Scalability and elasticity go hand in hand. As a result, you have to have only the resources you use. The end-users do not have to worry about extra help and need to buy them. All the additional features are taken care of by the auto-scaling property of the cloud.
It is one of the best experiences of flexibility in resource management and cost efficiency of services.
For Example – The AWS service that provides this functionality for Amazon EC2 instances is Amazon EC2 Auto Scaling.
If you have tried to access a website, but the website may not load either because of technical issues or because there would be many requests at a time which is unable to handle. And the resources you have purchased are very few compared to changing demand on the website.
There is what auto-scaling comes into the picture and manages growing demand on the website. You can maintain a greater application availability by automatically scaling your instances in and out as needed.
For Example – In Amazon EC2 instances have two types of auto-scaling
- Dynamic Scaling – It responds according to the changing demand on the website.
- Predictive Scaling – It automatically schedules the correct number of Amazon EC2 instances based on predicted demand. It indicates the future needs and works according to that.
To scale much faster, you can use both approaches of auto-scaling.
Types of Scaling in Cloud Computing
There are three types of scaling in Cloud Computing
1. Vertical Scaling
Also known as scaling up/down. In this scalability mode, you can add resources to your existing operations to manage an increasing workload or number of users on the website. You can also set minimum resources, desired, and scale as needed for future requirements.
Example – MySQL
2. Horizontal Scaling
Horizontal Scaling refers to the additional resources you might need during deployment. It adds other nodes and machines to the infrastructure to support auto-scaling. Example – Cassandra, MongoDB
3. Diagonal Scaling
Diagonal Scaling is the mixture of vertical and horizontal Scaling. When the traffic rises, the requirements are met; when traffic falls, the configuration returns to normal. While working on heavy videos and files, it makes take longer time to export because of graphics and animations and thus processes more compute power. But then, other than videos and high storage files requires existing computing. Then, this increased workload can start stifling the instance.
Advantages of Scaling
- Low Cost
Auto-scaling the resources can avoid the upfront costs of purchasing expensive Machines that would not work in the future. With cloud computing, they only charge for what we use and thus minimize the overall cost.

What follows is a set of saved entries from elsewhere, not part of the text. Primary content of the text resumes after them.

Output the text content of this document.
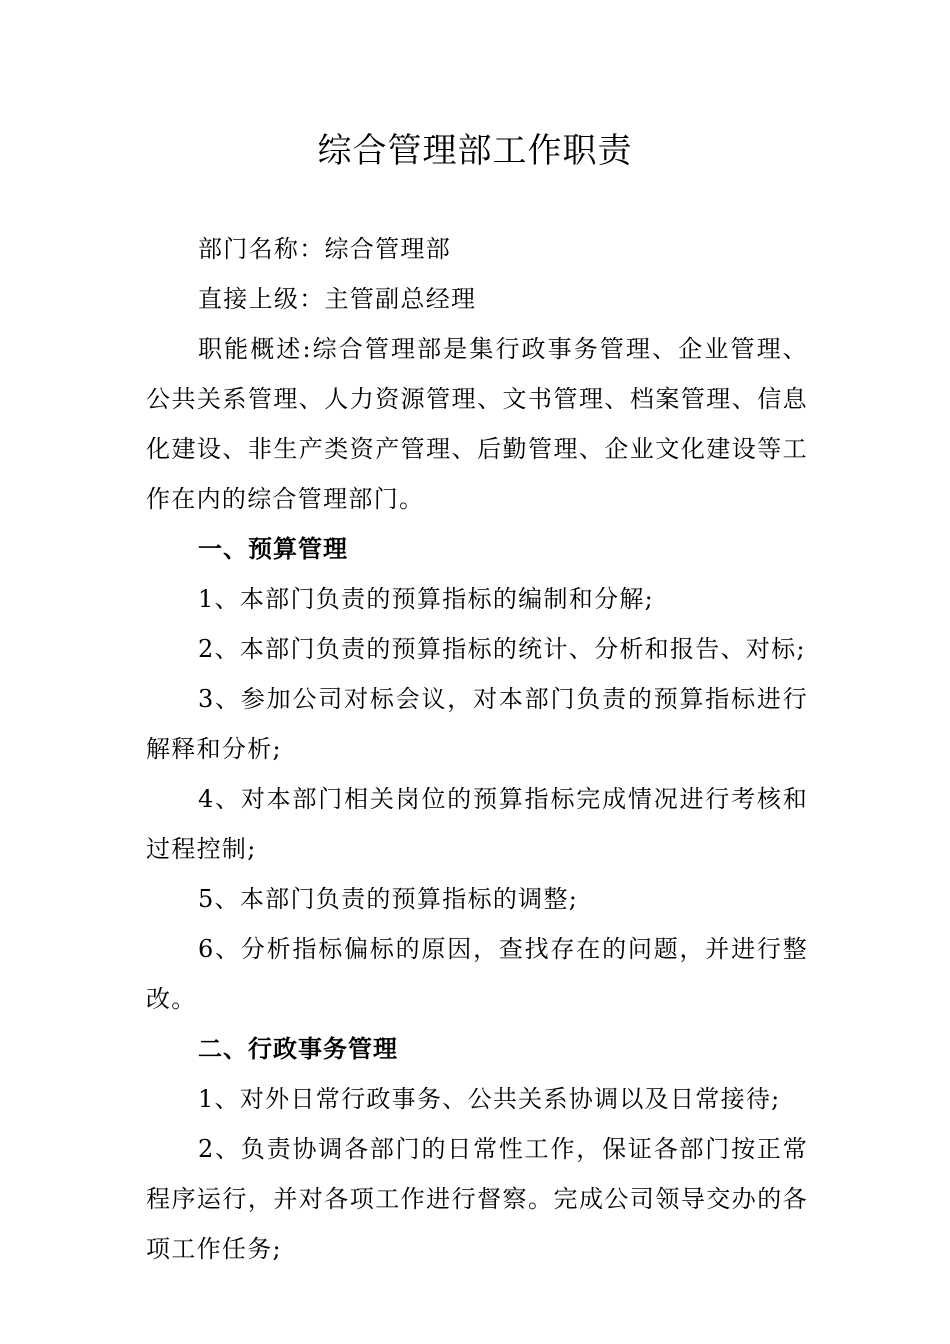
综合管理部工作职责

部门名称：综合管理部

直接上级：主管副总经理

职能概述:综合管理部是集行政事务管理、企业管理、公共关系管理、人力资源管理、文书管理、档案管理、信息化建设、非生产类资产管理、后勤管理、企业文化建设等工作在内的综合管理部门。

一、预算管理

1、本部门负责的预算指标的编制和分解;

2、本部门负责的预算指标的统计、分析和报告、对标;

3、参加公司对标会议，对本部门负责的预算指标进行解释和分析;

4、对本部门相关岗位的预算指标完成情况进行考核和过程控制;

5、本部门负责的预算指标的调整;

6、分析指标偏标的原因，查找存在的问题，并进行整改。

二、行政事务管理

1、对外日常行政事务、公共关系协调以及日常接待;

2、负责协调各部门的日常性工作，保证各部门按正常程序运行，并对各项工作进行督察。完成公司领导交办的各项工作任务;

When the business requirements grow, the capacity gradually increases and meets the demand. It ensures that the application can receive traffic and work properly.
- Saves electricity and other expenses
The elasticity and autoscaling property of cloud computing allows servers to sleep during low load and save the overall cost of companies running their web server infrastructure. And thus plays an ideal role for organizations.